S. Rockman is an employee of Seqirus but has no conflict of interest in the material presented. M.K., K.K. and E.B.C. are named as co-inventors in a patent application filed by the University of Melbourne (AU2017903652) covering the use of certain peptides described in the publication as part of vaccine formulation.

Corresponding author

Correspondence to Katherine Kedzierska.

Integrated supplementary information

  1. Supplementary Figure 1 Gating strategy for human CD8+ T cells for ICS assay.

    CD8+ T cells were gated as CD8+CD3+CD14CD19 live single lymphocytes.

  2. Supplementary Figure 2 Immunopeptidomic analysis of human and viral peptides.

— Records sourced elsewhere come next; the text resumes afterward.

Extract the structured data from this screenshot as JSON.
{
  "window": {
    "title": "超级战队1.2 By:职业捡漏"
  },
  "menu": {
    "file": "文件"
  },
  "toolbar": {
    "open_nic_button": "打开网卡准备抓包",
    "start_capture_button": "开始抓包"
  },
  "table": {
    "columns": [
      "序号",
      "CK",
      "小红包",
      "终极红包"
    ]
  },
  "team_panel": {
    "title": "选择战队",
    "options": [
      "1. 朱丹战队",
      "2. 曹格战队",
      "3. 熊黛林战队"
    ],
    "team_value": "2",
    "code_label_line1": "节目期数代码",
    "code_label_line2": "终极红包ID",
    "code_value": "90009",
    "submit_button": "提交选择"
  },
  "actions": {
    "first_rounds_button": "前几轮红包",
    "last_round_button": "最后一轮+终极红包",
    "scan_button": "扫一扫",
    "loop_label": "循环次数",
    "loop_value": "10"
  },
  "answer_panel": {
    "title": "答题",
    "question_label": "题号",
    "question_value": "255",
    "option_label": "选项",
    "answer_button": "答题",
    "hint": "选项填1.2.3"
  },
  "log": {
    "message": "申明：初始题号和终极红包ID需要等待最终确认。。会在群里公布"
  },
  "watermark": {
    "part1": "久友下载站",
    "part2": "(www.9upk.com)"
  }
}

    (a) Infection and viability rates for the immunopeptidomics experiments. (b) Experimental outline for immunopeptidomics analysis of IBV-infected C1R cells. Lysates were generated from C1R parental or C1R.A*02:01 cells and the transfected HLA-A*02:01, endogenous (parental) class I and class II molecules immunoaffinity purified sequentially using BB7.2 (HLA-A2 specific), w6/32 (pan class I) and a mixture of LB3.1 (HLA-DR), SPV-L3 (HLA-DQ) and B721 (HLA-DP). Peptides were eluted from the purified HLA and interrogated by LC–MS/MS using an information dependent acquisition (IDA) strategy and preliminary lists of HLA ligands generated for HLA-A*02:01, parental class I and class II. HLA-A*02:01 ligands were further refined by filtering for sequences in C1R parental purifications from all antibodies (represent non-specific pull down by BB7.2, and contamination with endogenous HLA molecules) as well as sequences in C1R.A*02:01 LB3.1/SPV-L3/B721 purifications (represent contamination with endogenous class II molecules). Peptides from C1R.A*02:01 w6/32 purifications were not included in the contaminant list due to the potential for excess HLA-A*02:01 not bound to the preceding BB7.2 resin to be isolated by w6/32. (c) Number of peptides identified per condition and experiment. (d) Distribution of IBV-derived HLA ligands across the B/Malaysia proteome, distinguished as likely parental class I (HLA-B*35:03 and HLA-C*04:01) or HLA class II ligands. All immunopeptidomic data are from two independent experiments.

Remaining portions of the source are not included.